Avenir (Auguste Berthon) [format medium]


Auguste Jean Eugène Berthon (1858-1922), Avenir, décor de fond de scène pour la Bourse du Travail de Saint-Étienne marouflé sur toile, 11 x 5,5 mètres, 1907, photographie de Florian Kleinefenn, © Musée de la mine – Ville de Saint-Étienne


La grande fresque de la Bourse du Travail de Saint-Étienne enfin révélée.

Dans le cadre de la collecte de documents allégoriques représentant le travail dans les espaces publics de la région stéphanoise entreprise à l’initiative de Philippe Peyre, conservateur du Puits Couriot / parc-musée de la mine de Saint-Étienne, dans le contexte de la 10° Biennale du Design, nous pouvons avoir à nouveau une vue d’ensemble de la grande fresque qui orne le fond de la salle des conférences de la Bourse du Travail. L’œuvre, de dimensions imposantes (11 x 5,5 m), est un décor de fond de scène marouflé sur toile… invisible depuis 1973.

En effet depuis cette date elle est masquée par un mur de parpaing construit à moins d’1m50 et interdisant tout vision globale. Elle est de plus salie par des projections de plâtre et maculée par des inscriptions à la craie et au crayon. Lors de l’exposition organisée par les Archives municipales en 2004 pour le centenaire de la première inauguration du bâtiment du cours Victor Hugo, nous avions demandé, en vain, la destruction de ce mur. Grâce à la technique numérique il a été possible de contourner l’obstacle. Le photographe Florian Kleinefenn a réalisé un peu plus de 60 photographies prises par à 1,1 m de distance puis remonté l’ensemble pour nous donner à voir l’œuvre réalisée par le peintre Berthon il y a 110 ans [1]. Le résultat est étonnant, malgré les légers manques sur les côtés et sur le haut dus à la présence de quelques poutrelles qui ont gêné le travail du photographe.

Nous continuerons néanmoins à solliciter les élus et les services municipaux pour que ce mur soit détruit et que soit enfin rendue aux Stéphanois une œuvre qui leur appartient.

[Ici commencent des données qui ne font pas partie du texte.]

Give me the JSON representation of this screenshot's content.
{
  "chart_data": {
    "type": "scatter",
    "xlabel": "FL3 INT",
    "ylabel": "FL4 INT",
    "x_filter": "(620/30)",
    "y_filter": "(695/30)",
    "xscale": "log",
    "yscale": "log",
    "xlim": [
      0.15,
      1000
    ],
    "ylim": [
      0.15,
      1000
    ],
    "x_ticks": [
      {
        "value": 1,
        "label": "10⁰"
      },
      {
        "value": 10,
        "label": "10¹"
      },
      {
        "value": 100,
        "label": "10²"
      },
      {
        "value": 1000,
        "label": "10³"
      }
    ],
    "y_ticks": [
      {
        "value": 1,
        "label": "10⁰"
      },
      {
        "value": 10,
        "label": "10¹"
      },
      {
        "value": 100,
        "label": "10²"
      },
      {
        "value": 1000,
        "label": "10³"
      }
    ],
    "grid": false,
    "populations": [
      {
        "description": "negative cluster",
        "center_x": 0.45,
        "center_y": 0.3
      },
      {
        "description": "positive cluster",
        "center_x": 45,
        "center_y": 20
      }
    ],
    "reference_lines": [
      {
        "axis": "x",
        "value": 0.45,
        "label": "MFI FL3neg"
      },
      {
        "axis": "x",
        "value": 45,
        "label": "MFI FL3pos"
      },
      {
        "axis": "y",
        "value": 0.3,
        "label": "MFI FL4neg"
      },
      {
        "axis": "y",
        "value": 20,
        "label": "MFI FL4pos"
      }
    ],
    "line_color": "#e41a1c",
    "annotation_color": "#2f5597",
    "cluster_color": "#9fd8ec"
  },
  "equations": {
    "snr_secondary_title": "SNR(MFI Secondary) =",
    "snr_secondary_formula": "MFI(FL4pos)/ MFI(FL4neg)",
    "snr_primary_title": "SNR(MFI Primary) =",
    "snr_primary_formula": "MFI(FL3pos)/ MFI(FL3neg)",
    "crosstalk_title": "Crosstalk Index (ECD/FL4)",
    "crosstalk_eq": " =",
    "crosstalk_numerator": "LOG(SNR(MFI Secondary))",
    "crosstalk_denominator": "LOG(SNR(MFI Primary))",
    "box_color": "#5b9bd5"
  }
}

La Bourse du Travail de Saint-Étienne, bâtiment emblématique de la ville, a connu une histoire complexe. Projet amorcé dès les années 1870, installé le 14 juillet 1888 dans l’ancien siège de la banque de France place Marengo (aujourd’hui place Jean Jaurès), il déboucha sur l’édification cours Victor Hugo, entre 1901 et 1906, d’un véritable “Palais du Travail” connu de tous les Stéphanois comme la Bourse du Travail. Jean-Michel Steiner a consacré deux articles pour mettre au jour les étapes de cette construction (Steiner 2002, Steiner 2011). L’imbroglio qui entoure cette longue gestation est illustré par le fait qu’il aura fallu trois inaugurations pour satisfaire toutes les expressions du monde ouvrier stéphanois du début du XX° siècle. Le 14 février 1904, le congrès socialiste essuya les plâtres de la grande salle de conférences au cours d’une soirée qui s’acheva en pugilat généralisé ; le 14 juillet 1906, les syndicats quittant le siège de la première Bourse rejoignirent en cortège, avec drapeaux et musiques, l’aile nord du bâtiment qu’ils durent, bon gré mal gré, partager avec les sociétés de secours mutuels lesquelles occupèrent l’aile sud le 23 juin 1907.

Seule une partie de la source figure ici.